Pengizinan pengoperasian kembali itu pun dikatakan Bahlil karena perusahaan tersebut tidak berada di destinasi pariwisata di Piaynemo, tapi kurang lebih 30-40 kilometer dari destinasi wisata tersebut. Pernyataan ini juga diperkuat oleh keterangan dari Direktur Jenderal Mineral dan Batubara Kementerian ESDM, Tri Winarno yang mengatakan kegiatan PT Gag Nikel tidak menunjukkan indikasi penambangan karena sudah sesuai ketentuan.
"Kita lihat langsung dari udara, tidak ada sedimentasi. Secara keseluruhan, tambang ini tidak bermasalah," kata Tri dalam keterangan tertulisnya, Sabtu (7/6),
Bahlil pun akhirnya memutuskan satu Izin Usaha Pertambangan (IUP) milik PT GAG Nikel tidak ikut dicabut pemerintah. Dia beralasan PT GAG Nikel sudah melakukan pertambangan sesuai dengan proses pertambangan.
"Itu alhamdulillah sesuai dengan AMDAL. Karena itu juga adalah bagian dari aset negara, selama kita awasi betul, arahan Bapak Presiden kita harus awasi betul lingkungannya," terang Bahlil dalam Konferensi Pers di Istana Negara, Selasa (10/6) seperti dikutip CNBC Indonesia.
Itulah kronologi isu tambang nikel di Raja Ampat yang akhir-akhir ini sedang viral. Dalam kajian terakhir dari Kementerian ESDM dan Kementerian LHK, menghasilkan hanya 4 tambang yang izinnya dicabut. Walaupun begitu, Greenpeace merasa keputusan tersebut hanyalah 'akal-akalan' untuk meredam suara protes masyarakat.

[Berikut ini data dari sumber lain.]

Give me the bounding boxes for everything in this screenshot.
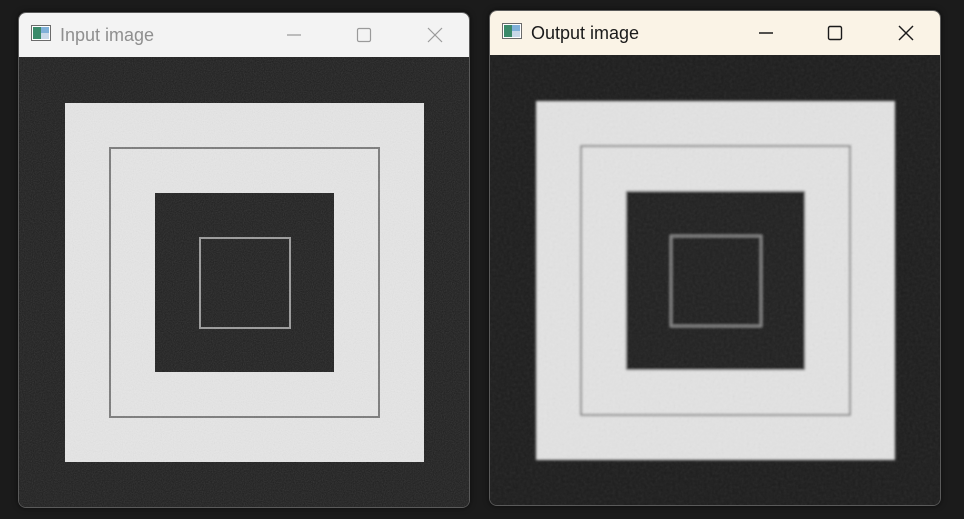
minimize-icon — [759, 32, 773, 34]
window-title: Input image — [60, 25, 155, 45]
output-image-canvas — [490, 55, 940, 505]
maximize-button[interactable] — [812, 11, 858, 55]
close-icon — [898, 25, 914, 41]
maximize-button[interactable] — [341, 13, 387, 57]
window-title: Output image — [531, 23, 640, 43]
output-image-window[interactable]: Output image — [489, 10, 941, 506]
input-window-titlebar[interactable]: Input image — [19, 13, 469, 57]
minimize-icon — [287, 34, 301, 36]
app-icon — [31, 25, 51, 41]
maximize-icon — [827, 25, 843, 41]
minimize-button[interactable] — [271, 13, 317, 57]
output-window-titlebar[interactable]: Output image — [490, 11, 940, 55]
desktop: Input image Output image — [0, 0, 964, 519]
app-icon — [502, 23, 522, 39]
maximize-icon — [356, 27, 372, 43]
minimize-button[interactable] — [743, 11, 789, 55]
input-image-canvas — [19, 57, 469, 507]
close-button[interactable] — [412, 13, 458, 57]
input-image-window[interactable]: Input image — [18, 12, 470, 508]
close-button[interactable] — [883, 11, 929, 55]
close-icon — [427, 27, 443, 43]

Mereka pun berspekulasi, bisa saja setelah gembar-gembor ini hilang, izin tersebut akan terbit dan aktivitas tambang pun kembali. Pengamatan Greenpeace Indonesia, eksploitasi nikel di ketiga pulau itu telah membabat lebih dari 500 hektar hutan dan vegetasi alami khas.
Pembabatan lahan terbesar yakni 300 hektar berlangsung di Pulau Gag dan sisanya di Pulau Kawe serta Manuran. Meskipun terbilang kecil dibandingkan bukaan lahan sawit, tapi bagi penduduk yang tinggal di pulau-pulau kecil dampaknya besar.
Untuk itu, mari membuat mata kita tetap tertuju ke Raja Ampat, 'surga' kebanggaan Indonesia agar kembali ke fitrahnya semula yakni untuk kita nikmati dan syukuri keberadaannya.